Chinese Trawler Incident Sets Bad Precedent

Three Chinese crew who were detained after their fishing boat rammed a Korean Coast Guard vessel and sank on Dec. 18, have been freed, apparently due to pressure from Beijing. "After reviewing video footage and radar records, we were able to determine that obstruction of justice was committed, but we decided to drop the charges since the three were not directly involved, and the ship's deceased captain was the instigator," prosecutors said.

Last week, the Chinese government demanded compensation from Korea and punishment of "those responsible" for the sinking of the Chinese trawler, even though it was the trawler that rammed a Korean ship that was trying to stop illegal fishing in Korea's territorial waters. At the time Korea vowed to launch a thorough investigation once the fishermen were handed over by police.

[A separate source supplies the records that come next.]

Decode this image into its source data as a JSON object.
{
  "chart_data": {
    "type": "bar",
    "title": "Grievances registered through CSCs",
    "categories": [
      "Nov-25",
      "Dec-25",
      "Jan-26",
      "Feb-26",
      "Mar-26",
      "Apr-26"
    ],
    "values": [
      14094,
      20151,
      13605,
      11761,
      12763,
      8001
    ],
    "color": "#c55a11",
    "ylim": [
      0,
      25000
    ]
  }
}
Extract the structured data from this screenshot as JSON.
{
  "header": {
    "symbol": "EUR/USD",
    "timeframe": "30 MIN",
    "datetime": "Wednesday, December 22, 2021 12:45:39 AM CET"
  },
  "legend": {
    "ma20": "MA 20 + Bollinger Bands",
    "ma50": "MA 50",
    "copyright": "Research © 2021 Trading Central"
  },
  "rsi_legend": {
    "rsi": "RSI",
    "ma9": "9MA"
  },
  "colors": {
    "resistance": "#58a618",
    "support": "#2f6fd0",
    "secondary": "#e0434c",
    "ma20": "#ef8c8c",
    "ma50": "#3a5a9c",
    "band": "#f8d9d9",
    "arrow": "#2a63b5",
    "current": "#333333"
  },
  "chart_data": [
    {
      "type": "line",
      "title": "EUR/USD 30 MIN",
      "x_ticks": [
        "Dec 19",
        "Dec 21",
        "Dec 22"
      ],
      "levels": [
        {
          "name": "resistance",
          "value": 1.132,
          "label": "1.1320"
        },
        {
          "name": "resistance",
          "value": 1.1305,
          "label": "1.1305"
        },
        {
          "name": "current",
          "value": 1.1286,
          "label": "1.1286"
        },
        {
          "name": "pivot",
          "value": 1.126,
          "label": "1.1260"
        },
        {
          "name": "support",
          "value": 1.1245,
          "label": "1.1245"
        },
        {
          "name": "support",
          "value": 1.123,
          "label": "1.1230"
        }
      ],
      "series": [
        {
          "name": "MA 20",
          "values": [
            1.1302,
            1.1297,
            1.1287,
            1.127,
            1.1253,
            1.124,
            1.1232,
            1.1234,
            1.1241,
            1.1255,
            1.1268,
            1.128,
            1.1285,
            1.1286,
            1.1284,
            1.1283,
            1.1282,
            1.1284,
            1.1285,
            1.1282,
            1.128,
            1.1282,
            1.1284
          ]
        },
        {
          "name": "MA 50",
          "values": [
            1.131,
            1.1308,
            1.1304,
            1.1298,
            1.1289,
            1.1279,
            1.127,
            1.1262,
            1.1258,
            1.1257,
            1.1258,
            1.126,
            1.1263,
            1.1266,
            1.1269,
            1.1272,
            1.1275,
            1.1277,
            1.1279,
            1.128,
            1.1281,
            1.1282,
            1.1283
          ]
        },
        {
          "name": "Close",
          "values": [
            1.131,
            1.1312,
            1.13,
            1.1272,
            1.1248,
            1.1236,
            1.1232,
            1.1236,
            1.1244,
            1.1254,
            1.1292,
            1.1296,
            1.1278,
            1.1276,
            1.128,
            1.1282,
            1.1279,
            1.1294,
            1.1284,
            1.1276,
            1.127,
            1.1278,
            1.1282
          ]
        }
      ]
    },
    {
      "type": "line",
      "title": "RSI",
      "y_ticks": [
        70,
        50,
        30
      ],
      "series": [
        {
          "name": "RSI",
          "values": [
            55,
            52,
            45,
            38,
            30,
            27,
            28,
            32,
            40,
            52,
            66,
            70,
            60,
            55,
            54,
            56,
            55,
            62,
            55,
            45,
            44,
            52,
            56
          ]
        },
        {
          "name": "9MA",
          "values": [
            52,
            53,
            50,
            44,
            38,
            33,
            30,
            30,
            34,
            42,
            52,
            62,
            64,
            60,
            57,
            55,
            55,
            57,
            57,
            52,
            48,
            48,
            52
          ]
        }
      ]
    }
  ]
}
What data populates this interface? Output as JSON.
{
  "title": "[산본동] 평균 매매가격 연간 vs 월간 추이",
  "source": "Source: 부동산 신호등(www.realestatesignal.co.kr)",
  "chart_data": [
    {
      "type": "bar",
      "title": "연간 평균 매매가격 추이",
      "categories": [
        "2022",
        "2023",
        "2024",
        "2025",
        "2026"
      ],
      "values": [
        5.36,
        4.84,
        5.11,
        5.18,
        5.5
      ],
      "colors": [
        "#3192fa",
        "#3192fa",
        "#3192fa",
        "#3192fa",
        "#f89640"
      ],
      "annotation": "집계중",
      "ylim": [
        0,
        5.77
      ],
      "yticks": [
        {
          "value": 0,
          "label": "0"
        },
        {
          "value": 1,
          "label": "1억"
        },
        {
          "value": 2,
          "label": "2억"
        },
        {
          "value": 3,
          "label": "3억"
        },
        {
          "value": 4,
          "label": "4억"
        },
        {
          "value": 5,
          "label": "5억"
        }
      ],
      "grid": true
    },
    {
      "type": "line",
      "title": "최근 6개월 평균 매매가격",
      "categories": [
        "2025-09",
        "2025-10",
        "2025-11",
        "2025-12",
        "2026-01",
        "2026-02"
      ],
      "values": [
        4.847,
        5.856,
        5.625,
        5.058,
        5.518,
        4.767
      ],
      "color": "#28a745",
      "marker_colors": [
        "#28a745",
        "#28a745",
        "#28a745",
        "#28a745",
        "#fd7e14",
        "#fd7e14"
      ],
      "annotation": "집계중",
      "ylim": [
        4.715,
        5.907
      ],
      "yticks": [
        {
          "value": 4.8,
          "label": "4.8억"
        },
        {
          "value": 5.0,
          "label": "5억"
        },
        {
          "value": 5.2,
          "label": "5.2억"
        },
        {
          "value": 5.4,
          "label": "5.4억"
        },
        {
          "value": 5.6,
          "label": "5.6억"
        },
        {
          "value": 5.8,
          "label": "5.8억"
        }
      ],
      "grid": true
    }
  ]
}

But two days later the situation changed. A senior government official said the two countries "agreed on the need to wrap up the matter in an amicable manner as soon as possible." It is not difficult to imagine what caused police and prosecutors to change their minds.

Seoul may well have felt anxious at the prospect of yet further strain in relations with Beijing, its top trading partner, after North Korea's sinking of the Navy corvette Cheonan and the artillery attack on Yeonpyeong Island. But the steps the Coast Guard took to stop illegal fishing by the Chinese trawlers were in line with an accord signed by Seoul and Beijing as well as international law in the exercise of its sovereign right. It would have been proper for Korea as a sovereign country to investigate and possibly punish the crew of a boat that tried to prevent it from exercising its legal authority. For the sake of diplomacy, there would have been numerous opportunities to free the crew during the legal process, once a court has ruled or during their jail term. This is why Korea is being criticized for kowtowing to China.

It is unclear whether China made any promises to prevent its fishermen from wielding bamboo spears and metal pipes at Korean Coast Guard officers when caught illegally fishing in Korean waters, as they have done repeatedly. In the latest incident, four coast guards were injured. The government set a bad precedent for any future crackdown on illegal Chinese fishing.

Korea's sovereign right to defend its own territory cannot be compromised under any circumstances or by any country. The country must be ready to make sacrifices and pay the price to defend this right. Only countries armed with firm resolve to defend their sovereign rights can wield any diplomatic clout on the international stage. The government should have been more thoughtful in handling the incident.